Temporarily driven mad by grief, they all agreed later. He could still see the neighbor lady’s stunned and frozen expression, his sister’s red hands clawing at air as two of the larger men held her back, and hear the young cousin’s howls as his own hands covered his face, blood gushing in even, regular pulses through his clenched fingers.
There were no police called, no charges made, no lawyers, no trial. This was a community matter, to be dealt with by the community. Which meant dealt with by the gang leaders. Despite the injured man’s being kin, it was decided that no punishment would be meted out—the girl had clearly been out of her head, and what the cousin said had been right insensitive to the wee lass. But still, it was thought best to get her out of the environment and into a new life. Daniel agreed—not that anyone asked his opinion. In the few weeks it took to make the arrangements, he noticed the injured cousin’s one good eye making a bead on him, and more alarmingly, on Maggie, who had slowly recovered after her attack. She was still a pale and wan version of her former lively, chatty self, but at least she went through the motions of living: eating, sleeping, fetching water from the community well, mending one of Daniel’s socks. She even talked a bit to him. Daniel’s parents had been much beloved in the neighborhood, his father an admired member of the Bowery Boys. In honor of them, inquiries and introductions were made, strings were pulled, and before he knew it, Daniel found himself and Maggie bundled into a carriage, driven uptown, and deposited at the servants’ entrance of the stately Gramercy Park mansion of Jacob Van Joost, Esq.
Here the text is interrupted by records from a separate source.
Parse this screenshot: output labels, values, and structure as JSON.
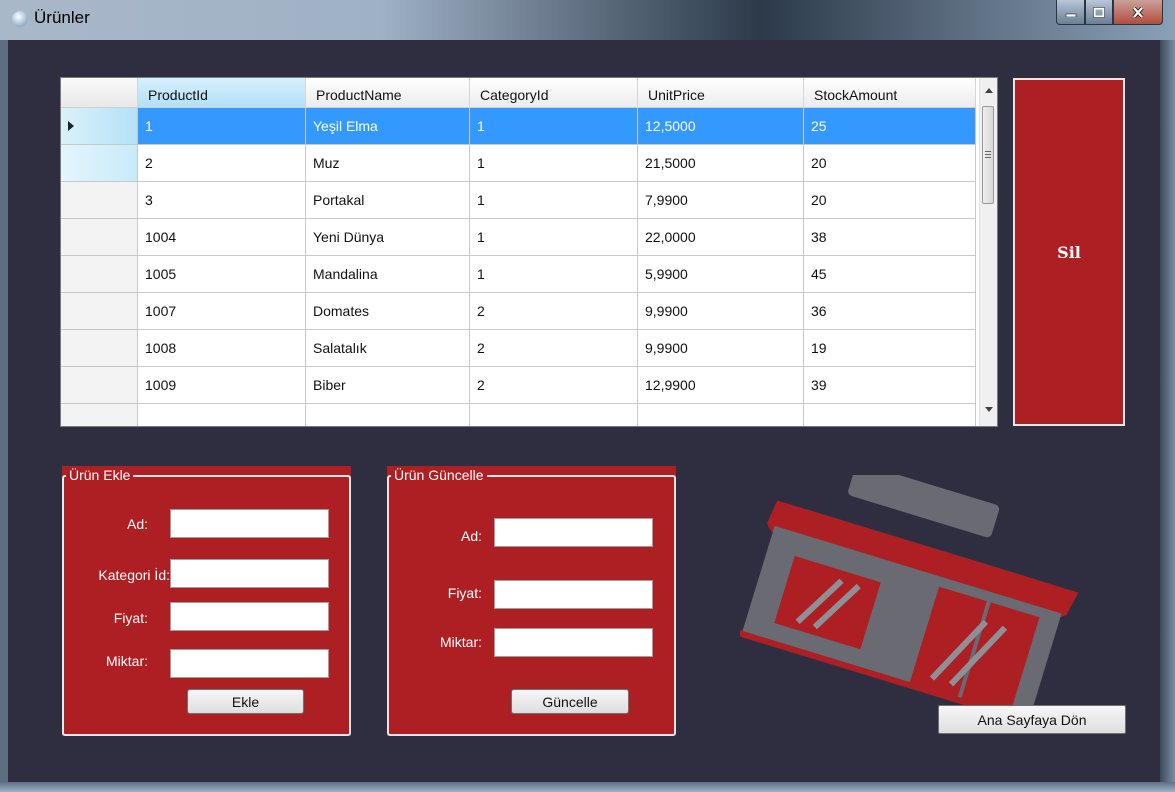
{
  "window": {
    "title": "Ürünler",
    "min_icon": "minimize-icon",
    "max_icon": "maximize-icon",
    "close_icon": "close-icon",
    "app_icon": "cart-icon"
  },
  "grid": {
    "columns": [
      "ProductId",
      "ProductName",
      "CategoryId",
      "UnitPrice",
      "StockAmount"
    ],
    "rows": [
      [
        "1",
        "Yeşil Elma",
        "1",
        "12,5000",
        "25"
      ],
      [
        "2",
        "Muz",
        "1",
        "21,5000",
        "20"
      ],
      [
        "3",
        "Portakal",
        "1",
        "7,9900",
        "20"
      ],
      [
        "1004",
        "Yeni Dünya",
        "1",
        "22,0000",
        "38"
      ],
      [
        "1005",
        "Mandalina",
        "1",
        "5,9900",
        "45"
      ],
      [
        "1007",
        "Domates",
        "2",
        "9,9900",
        "36"
      ],
      [
        "1008",
        "Salatalık",
        "2",
        "9,9900",
        "19"
      ],
      [
        "1009",
        "Biber",
        "2",
        "12,9900",
        "39"
      ]
    ],
    "selected_row": 0
  },
  "delete_button": {
    "label": "Sil",
    "color": "#ae1f24"
  },
  "add_group": {
    "legend": "Ürün Ekle",
    "name_label": "Ad:",
    "category_label": "Kategori İd:",
    "price_label": "Fiyat:",
    "amount_label": "Miktar:",
    "name_value": "",
    "category_value": "",
    "price_value": "",
    "amount_value": "",
    "button_label": "Ekle"
  },
  "update_group": {
    "legend": "Ürün Güncelle",
    "name_label": "Ad:",
    "price_label": "Fiyat:",
    "amount_label": "Miktar:",
    "name_value": "",
    "price_value": "",
    "amount_value": "",
    "button_label": "Güncelle"
  },
  "home_button": {
    "label": "Ana Sayfaya Dön"
  },
  "colors": {
    "accent": "#ae1f24",
    "background": "#2e2e40",
    "selection": "#3399ff"
  }
}
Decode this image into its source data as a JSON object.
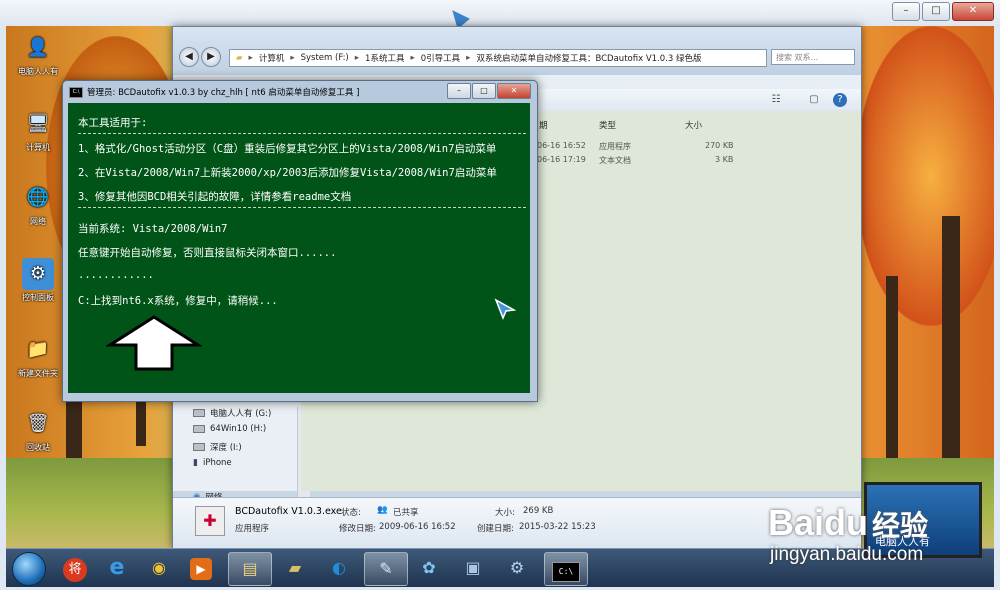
{
  "outer_window": {
    "controls": [
      "–",
      "□",
      "✕"
    ]
  },
  "desktop": {
    "icons": [
      {
        "label": "电脑人人有",
        "glyph": "👤"
      },
      {
        "label": "计算机",
        "glyph": "🖥"
      },
      {
        "label": "网络",
        "glyph": "🌐"
      },
      {
        "label": "控制面板",
        "glyph": "⚙"
      },
      {
        "label": "新建文件夹",
        "glyph": "📁"
      },
      {
        "label": "回收站",
        "glyph": "🗑"
      }
    ]
  },
  "explorer": {
    "address_parts": [
      "计算机",
      "System (F:)",
      "1系统工具",
      "0引导工具",
      "双系统启动菜单自动修复工具：BCDautofix V1.0.3 绿色版"
    ],
    "search_placeholder": "搜索 双系...",
    "columns": {
      "type": "类型",
      "size": "大小"
    },
    "partial_col": "期",
    "rows": [
      {
        "date": "06-16 16:52",
        "type": "应用程序",
        "size": "270 KB"
      },
      {
        "date": "06-16 17:19",
        "type": "文本文档",
        "size": "3 KB"
      }
    ],
    "nav_items": [
      {
        "label": "电脑人人有 (G:)"
      },
      {
        "label": "64Win10 (H:)"
      },
      {
        "label": "深度 (I:)"
      },
      {
        "label": "iPhone"
      }
    ],
    "network_label": "网络",
    "details": {
      "filename": "BCDautofix V1.0.3.exe",
      "filetype": "应用程序",
      "state_label": "状态:",
      "state_value": "已共享",
      "modified_label": "修改日期:",
      "modified_value": "2009-06-16 16:52",
      "size_label": "大小:",
      "size_value": "269 KB",
      "created_label": "创建日期:",
      "created_value": "2015-03-22 15:23"
    }
  },
  "cmd": {
    "title": "管理员: BCDautofix v1.0.3 by chz_hlh  [ nt6 启动菜单自动修复工具 ]",
    "icon_text": "C:\\",
    "controls": [
      "–",
      "□",
      "✕"
    ],
    "lines": {
      "intro": "本工具适用于:",
      "item1": "1、格式化/Ghost活动分区（C盘）重装后修复其它分区上的Vista/2008/Win7启动菜单",
      "item2": "2、在Vista/2008/Win7上新装2000/xp/2003后添加修复Vista/2008/Win7启动菜单",
      "item3": "3、修复其他因BCD相关引起的故障，详情参看readme文档",
      "current_system": "当前系统: Vista/2008/Win7",
      "prompt": "任意键开始自动修复，否则直接鼠标关闭本窗口......",
      "dots": "............",
      "status": "C:上找到nt6.x系统，修复中，请稍候..."
    }
  },
  "taskbar": {
    "apps": [
      {
        "name": "360",
        "glyph": "将",
        "color": "#d83b1d"
      },
      {
        "name": "ie",
        "glyph": "e",
        "color": "#2a82d8"
      },
      {
        "name": "chrome",
        "glyph": "◉",
        "color": "#3c9a3c"
      },
      {
        "name": "media",
        "glyph": "▶",
        "color": "#e36c17"
      },
      {
        "name": "explorer",
        "glyph": "▤",
        "color": "#d9b65b"
      },
      {
        "name": "folder",
        "glyph": "▰",
        "color": "#d7c25f"
      },
      {
        "name": "browser",
        "glyph": "◐",
        "color": "#1e8fd6"
      },
      {
        "name": "notes",
        "glyph": "✎",
        "color": "#9ab1d0"
      },
      {
        "name": "flower",
        "glyph": "✿",
        "color": "#7ec7f0"
      },
      {
        "name": "display",
        "glyph": "▣",
        "color": "#a9c6e4"
      },
      {
        "name": "tool",
        "glyph": "⚙",
        "color": "#b5d1ee"
      },
      {
        "name": "console",
        "glyph": "C:\\",
        "color": "#cccccc"
      }
    ]
  },
  "watermark": {
    "brand": "Baidu",
    "brand_cn": "经验",
    "url": "jingyan.baidu.com",
    "screen_text": "电脑人人有"
  }
}
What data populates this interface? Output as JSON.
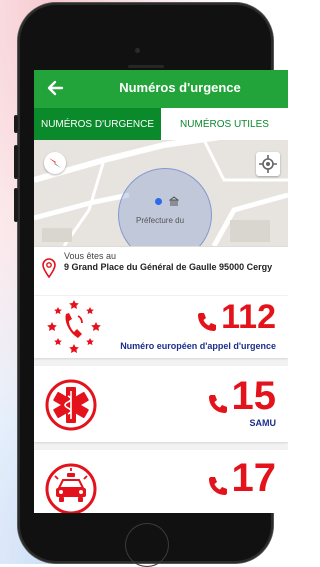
{
  "header": {
    "title": "Numéros d'urgence"
  },
  "tabs": [
    {
      "label": "NUMÉROS D'URGENCE",
      "active": true
    },
    {
      "label": "NUMÉROS UTILES",
      "active": false
    }
  ],
  "map": {
    "poi_label": "Préfecture du"
  },
  "location": {
    "prefix": "Vous êtes au",
    "address": "9 Grand Place du Général de Gaulle 95000 Cergy"
  },
  "numbers": [
    {
      "number": "112",
      "label": "Numéro européen d'appel d'urgence",
      "icon": "european-emergency-icon"
    },
    {
      "number": "15",
      "label": "SAMU",
      "icon": "medical-star-of-life-icon"
    },
    {
      "number": "17",
      "label": "",
      "icon": "police-car-icon"
    }
  ],
  "colors": {
    "app_green": "#23a43a",
    "tab_green": "#0a8a2a",
    "emergency_red": "#e3121b",
    "label_blue": "#1b2f8b"
  }
}
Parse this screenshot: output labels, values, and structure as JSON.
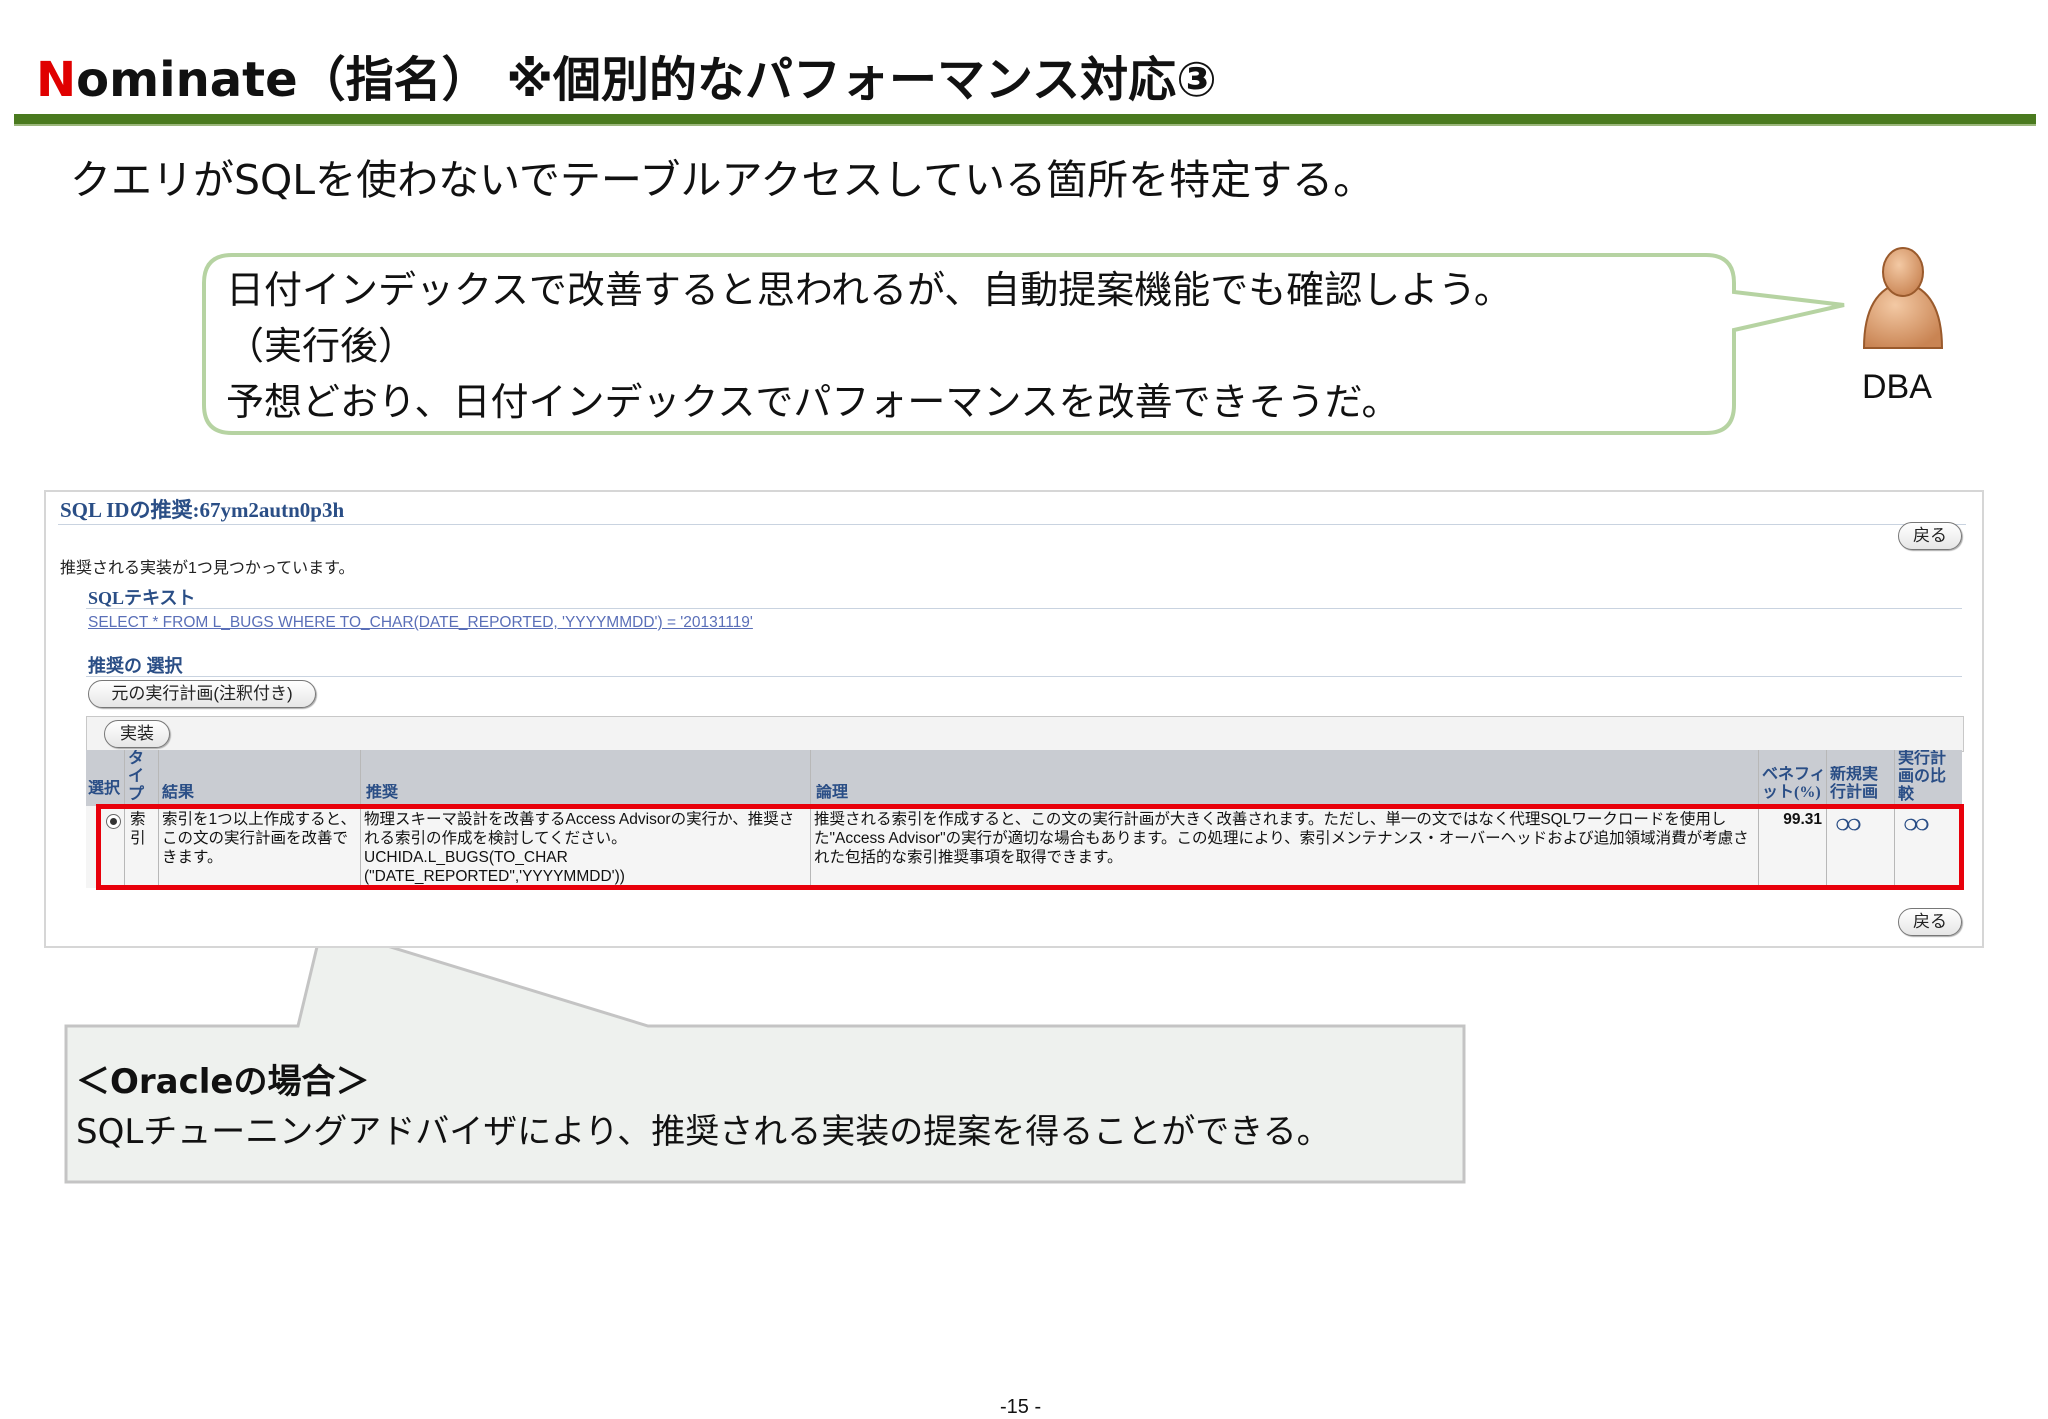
{
  "slide": {
    "title_first_letter": "N",
    "title_rest": "ominate（指名） ※個別的なパフォーマンス対応③",
    "subtitle": "クエリがSQLを使わないでテーブルアクセスしている箇所を特定する。",
    "accent_red": "#e00000",
    "rule_green": "#4a7a1f",
    "page_number": "-15 -"
  },
  "bubble": {
    "line1": "日付インデックスで改善すると思われるが、自動提案機能でも確認しよう。",
    "line2": "（実行後）",
    "line3": "予想どおり、日付インデックスでパフォーマンスを改善できそうだ。",
    "speaker": "DBA"
  },
  "oracle_panel": {
    "title": "SQL IDの推奨:67ym2autn0p3h",
    "back_label": "戻る",
    "found_text": "推奨される実装が1つ見つかっています。",
    "sql_text_heading": "SQLテキスト",
    "sql_text": "SELECT * FROM L_BUGS WHERE TO_CHAR(DATE_REPORTED, 'YYYYMMDD') = '20131119'",
    "recommendation_heading": "推奨の 選択",
    "original_plan_button": "元の実行計画(注釈付き)",
    "implement_button": "実装",
    "columns": {
      "select": "選択",
      "type": "タイプ",
      "result": "結果",
      "recommendation": "推奨",
      "rationale": "論理",
      "benefit": "ベネフィット(%)",
      "new_plan": "新規実行計画",
      "compare_plan": "実行計画の比較"
    },
    "row": {
      "type": "索引",
      "result": "索引を1つ以上作成すると、この文の実行計画を改善できます。",
      "recommendation": "物理スキーマ設計を改善するAccess Advisorの実行か、推奨される索引の作成を検討してください。 UCHIDA.L_BUGS(TO_CHAR (\"DATE_REPORTED\",'YYYYMMDD'))",
      "rationale": "推奨される索引を作成すると、この文の実行計画が大きく改善されます。ただし、単一の文ではなく代理SQLワークロードを使用した\"Access Advisor\"の実行が適切な場合もあります。この処理により、索引メンテナンス・オーバーヘッドおよび追加領域消費が考慮された包括的な索引推奨事項を取得できます。",
      "benefit": "99.31",
      "new_plan_icon": "glasses-icon",
      "compare_icon": "glasses-icon"
    },
    "highlight_color": "#e8000b"
  },
  "note": {
    "heading": "＜Oracleの場合＞",
    "body": "SQLチューニングアドバイザにより、推奨される実装の提案を得ることができる。"
  }
}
Maggie took one look at her new surroundings and nodded. This was safe, she decided. Daniel had become everything to her, and if she needed to be a maid to keep him from getting snatched away too, or to keep him from getting killed in a senseless gang brawl, then that is what she would do.
Daniel hated it. He rarely saw old Jacob, but from their first introduction the two loathed each other. He was eleven, fiercely missing his own mother after her recent death, overwhelmed with grief for her and for the loss of his younger siblings. If only you hadn’t gone swimming that day, his brain would hammer at him incessantly. If only you’d stayed and played with them, just that one afternoon, they would still be together. If only you hadn’t gone swimming that day, over and over, an endless loop of guilt. He’d watched his only remaining sister almost destroy herself with sorrow, and was old enough to know they had both narrowly escaped a worse fate than being sent uptown after Maggie’s attack on the young Irishman. He wasn’t a child, either, to be babied by his older sister; he was tough (a Bayard Tough, after all), a street kid, and wanted nothing to do with this namby-pamby, hoity-toity, uptown fancy world with its money and its arrogant, confusing ways.
But he could still see Maggie’s haunted, wasted face in the weeks following the children’s disappearance. He could still see her bloodstained hands clawing at nothing after she’d been pulled off the Irish cousin. So for his sister, he stayed. He learned the fancy confusing manners, he figured out which fork was which, he learned to change the way he talked. He allowed himself to be dressed in hot, uncomfortable clothes, and to gaze longingly at the cool depths of the river but never to swim in it again.
“Did you work for Jacob also?” Genevieve’s brow furrowed.
Daniel shrugged uncomfortably. “It was Maggie who really worked for Jacob. As a maid. I …” Here Daniel paused. What exactly had he done for Jacob? Not much, actually. “I did the odd job or two, as required,” he settled on. “But mostly no, I didn’t work. Eventually I was sent to school, to Eton.”